Effettivamente, dalla produzione documentale della resistente amministrazione (cfr., in particolare, il rapporto informativo della Questura di -OMISSIS- del 29.10.2020, prodotto come all. 3 di parte resistente) risulta che, all’epoca dell’adozione dell’impugnato provvedimento:
(i) il procedimento penale per il reato di maltrattamenti si era concluso con l’archiviazione per prescrizione nel dicembre 2019;
(ii) con riguardo al reato di ricettazione, all’epoca, il P.M. non avrebbe all’epoca esercitato l’azione penale.
L’amministrazione dunque, poste le note differenze tra valutazione in sede penale e valutazione ai fini della concessione della cittadinanza, ha ritenuto necessario valutare autonomamente le condotte in questione, giungendo alle seguenti conclusioni:
- “ il comportamento del richiedente, gravato da illecito di forte entità, palesemente contrario ai principi e ai valori che regolano la nostra società e il nostro ordinamento, impediscono ogni forma di coercizione e di violenza dentro e fuori la famiglia e inducono a formulare un giudizio negativo sul livello di integrazione raggiunto ”;
- “ la condotta di inosservanza delle regole poste a tutela dei beni dell'integrità fisica e della libertà delle persone causa un grave allarme sociale e denota un mancato idoneo inserimento nella comunità nazionale ”.

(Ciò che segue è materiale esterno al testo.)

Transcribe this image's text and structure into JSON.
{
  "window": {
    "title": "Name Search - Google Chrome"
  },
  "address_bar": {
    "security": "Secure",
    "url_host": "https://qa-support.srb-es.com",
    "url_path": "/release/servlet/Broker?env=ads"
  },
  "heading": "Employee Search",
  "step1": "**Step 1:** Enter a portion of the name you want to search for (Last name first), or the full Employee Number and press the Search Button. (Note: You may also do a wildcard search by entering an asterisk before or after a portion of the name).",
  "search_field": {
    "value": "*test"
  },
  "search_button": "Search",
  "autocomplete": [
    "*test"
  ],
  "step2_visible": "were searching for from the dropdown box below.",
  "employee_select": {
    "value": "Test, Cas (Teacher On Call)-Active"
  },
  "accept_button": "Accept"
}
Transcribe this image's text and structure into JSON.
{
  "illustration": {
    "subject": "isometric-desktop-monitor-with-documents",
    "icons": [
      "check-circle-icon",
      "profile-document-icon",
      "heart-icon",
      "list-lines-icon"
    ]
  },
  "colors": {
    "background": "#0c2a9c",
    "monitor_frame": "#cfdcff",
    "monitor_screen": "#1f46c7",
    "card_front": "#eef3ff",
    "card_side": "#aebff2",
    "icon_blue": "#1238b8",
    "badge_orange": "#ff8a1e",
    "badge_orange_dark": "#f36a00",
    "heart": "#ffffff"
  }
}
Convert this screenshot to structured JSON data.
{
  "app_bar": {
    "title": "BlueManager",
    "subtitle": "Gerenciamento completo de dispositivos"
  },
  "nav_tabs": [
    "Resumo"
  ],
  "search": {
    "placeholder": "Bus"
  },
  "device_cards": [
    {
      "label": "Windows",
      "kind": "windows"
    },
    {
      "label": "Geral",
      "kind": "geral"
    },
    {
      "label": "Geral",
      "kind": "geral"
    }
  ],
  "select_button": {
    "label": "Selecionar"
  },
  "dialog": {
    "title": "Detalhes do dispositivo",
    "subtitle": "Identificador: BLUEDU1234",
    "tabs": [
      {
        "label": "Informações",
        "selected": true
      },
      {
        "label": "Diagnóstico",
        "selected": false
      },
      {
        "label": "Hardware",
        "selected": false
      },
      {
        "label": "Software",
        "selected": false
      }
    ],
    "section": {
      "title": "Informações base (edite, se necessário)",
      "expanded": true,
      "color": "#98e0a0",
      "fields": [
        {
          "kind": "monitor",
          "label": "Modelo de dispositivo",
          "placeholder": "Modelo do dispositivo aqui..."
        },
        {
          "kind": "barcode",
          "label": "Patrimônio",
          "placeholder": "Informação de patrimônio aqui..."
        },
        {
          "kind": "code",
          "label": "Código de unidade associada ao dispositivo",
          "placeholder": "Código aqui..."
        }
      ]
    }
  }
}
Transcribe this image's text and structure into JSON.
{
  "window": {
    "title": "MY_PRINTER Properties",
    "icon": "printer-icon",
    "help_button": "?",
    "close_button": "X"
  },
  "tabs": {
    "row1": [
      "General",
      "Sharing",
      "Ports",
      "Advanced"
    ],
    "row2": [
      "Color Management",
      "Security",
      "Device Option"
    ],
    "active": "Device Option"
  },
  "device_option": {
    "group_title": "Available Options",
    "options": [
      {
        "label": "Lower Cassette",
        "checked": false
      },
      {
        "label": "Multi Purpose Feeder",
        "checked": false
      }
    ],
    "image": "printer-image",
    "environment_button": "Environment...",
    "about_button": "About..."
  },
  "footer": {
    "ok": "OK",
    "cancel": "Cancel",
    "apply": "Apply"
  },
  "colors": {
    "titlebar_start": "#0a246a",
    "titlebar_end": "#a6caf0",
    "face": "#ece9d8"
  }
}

Si tratta di una valutazione coerente con le considerazioni sopra meglio specificate e, dunque, non in grado di essere incise dalle doglianze di parte ricorrente, tenuto altresì conto del fatto che neanche l’estinzione del reato non preclude all’amministrazione di svolgere le proprie valutazioni sui fatti storici contestati all’istante (Cons. St., sez. III, 19 agosto 2022, n. 7328; cfr., di recente, TAR Lazio, sez. V- bis , 12 gennaio 2026, n. 493)
4. Stante quanto precede, il ricorso è infondato e va pertanto rigettato.
Le spese possono trovare compensazione tra le parti, tenuto conto della costituzione meramente formale dell'amministrazione dell'interno.
P.Q.M.
Il Tribunale Amministrativo Regionale per il Lazio (Sezione Quinta Bis), definitivamente pronunciando sul ricorso, come in epigrafe proposto, lo rigetta.
Spese compensate.
Ordina che la presente sentenza sia eseguita dall'autorità amministrativa.
Ritenuto che sussistano i presupposti di cui all'articolo 52, commi 1 e 2, del decreto legislativo 30 giugno 2003, n. 196 (e degli articoli 5 e 6 del Regolamento (UE) 2016/679 del Parlamento europeo e del Consiglio del 27 aprile 2016), a tutela dei diritti o della dignità della parte interessata, manda alla Segreteria di procedere all'oscuramento delle generalità.
Così deciso in Roma nella camera di consiglio del giorno 23 gennaio 2026, tenutasi tramite collegamento da remoto, con l'intervento dei magistrati:
DR MA, Presidente
Rita Luce, Consigliere
IZ DO, Primo Referendario, Estensore
| L'ESTENSORE | IL PRESIDENTE |
| IZ DO | DR MA |
IL SEGRETARIO
In caso di diffusione omettere le generalità e gli altri dati identificativi dei soggetti interessati nei termini indicati.